Monster Games provides an atmosphere for the gamer niche to thrive in while searching through its collection of merchandise. But, with the digital frontier looming over businesses like these, it can be hard for independently owned stores like Monster Games to stay afloat.

Store manager Shane Click said the digital direction of video games makes him uncomfortable. He said the store isn’t worried about competing with GameStop or other physical stores, but rather, its only competition is digital sales. 

According to Business Insider, The digital era is severely hurting larger companies such as GameStop — which failed to find a new buyer in 2019 — but despite this pressure, Monster Games still manages to find success. 

“In our community of gamers in the area, I can tell you about 65% don’t have access to the internet,” Coakley said. “They look to us for their video games because they can’t download them.” 

Click said another reason for the store’s success is the number of products they have in one central location.
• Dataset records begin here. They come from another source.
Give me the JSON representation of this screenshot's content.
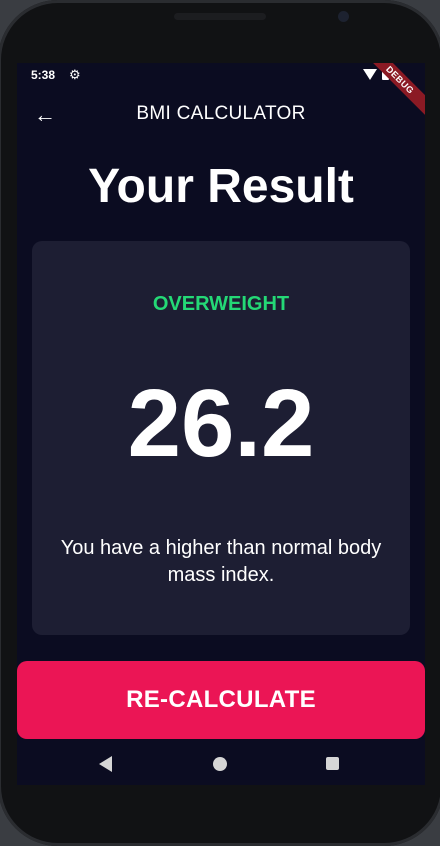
{
  "status_bar": {
    "time": "5:38",
    "settings_icon": "gear-icon",
    "wifi_icon": "wifi-icon",
    "battery_icon": "battery-icon",
    "debug_banner": "DEBUG"
  },
  "app_bar": {
    "back_icon": "back-arrow-icon",
    "back_glyph": "←",
    "title": "BMI CALCULATOR"
  },
  "page": {
    "title": "Your Result"
  },
  "result": {
    "status": "OVERWEIGHT",
    "bmi": "26.2",
    "interpretation": "You have a higher than normal body mass index."
  },
  "actions": {
    "recalculate_label": "RE-CALCULATE"
  },
  "nav_bar": {
    "back_icon": "nav-back-icon",
    "home_icon": "nav-home-icon",
    "recents_icon": "nav-recents-icon"
  },
  "colors": {
    "background": "#0b0c21",
    "card": "#1d1e33",
    "status_green": "#24d876",
    "accent_pink": "#eb1555"
  }
}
Not many digital sites can offer a customer a Nintendo 64 with “Pokemon Snap” and a PlayStation 4 controller on the side.

Monster Games acquired all of its merchandise through local trade-ins to the store. 

Click had multiple reasons as to why Monster Games is a better choice compared to the other video game marketplaces, digital or physical. 

“We always offer more trade-in value than GameStop,” Click said. “With digital games, you can’t share them with friends or trade them back in.” 

As a gamer, the sense of community can be essential and is part of the reason customers keep returning to Monster Games. The employees are always willing to chat and spend that extra minute to create a bond with a customer. 

“Because I’m treated as more than a number at Monster Games, I’ll make the drive even though there is a GameStop and Walmart within walking distance,” Jason Buby, a customer of six years, said.  

Click has been working at the store since it opened in 2011 and celebrated its recent success by signing a new two-year lease for the building. 

“I have been working here for so long — it’s a part of my life,” Click said. “Being the manager, it’s become my baby.” 

While digital stores can make the process of buying games more convenient and accessible, it may take away from growing local gaming communities. Monster Games is an example of how physical stores can coexist with digital markets in today’s ever-evolving video game industry. 

“The digital market is definitely creeping up, and it can be scary to think about what it means for the future of the store,” Coakley said. “But with that being said, I don’t think digital will 100% take over, either.”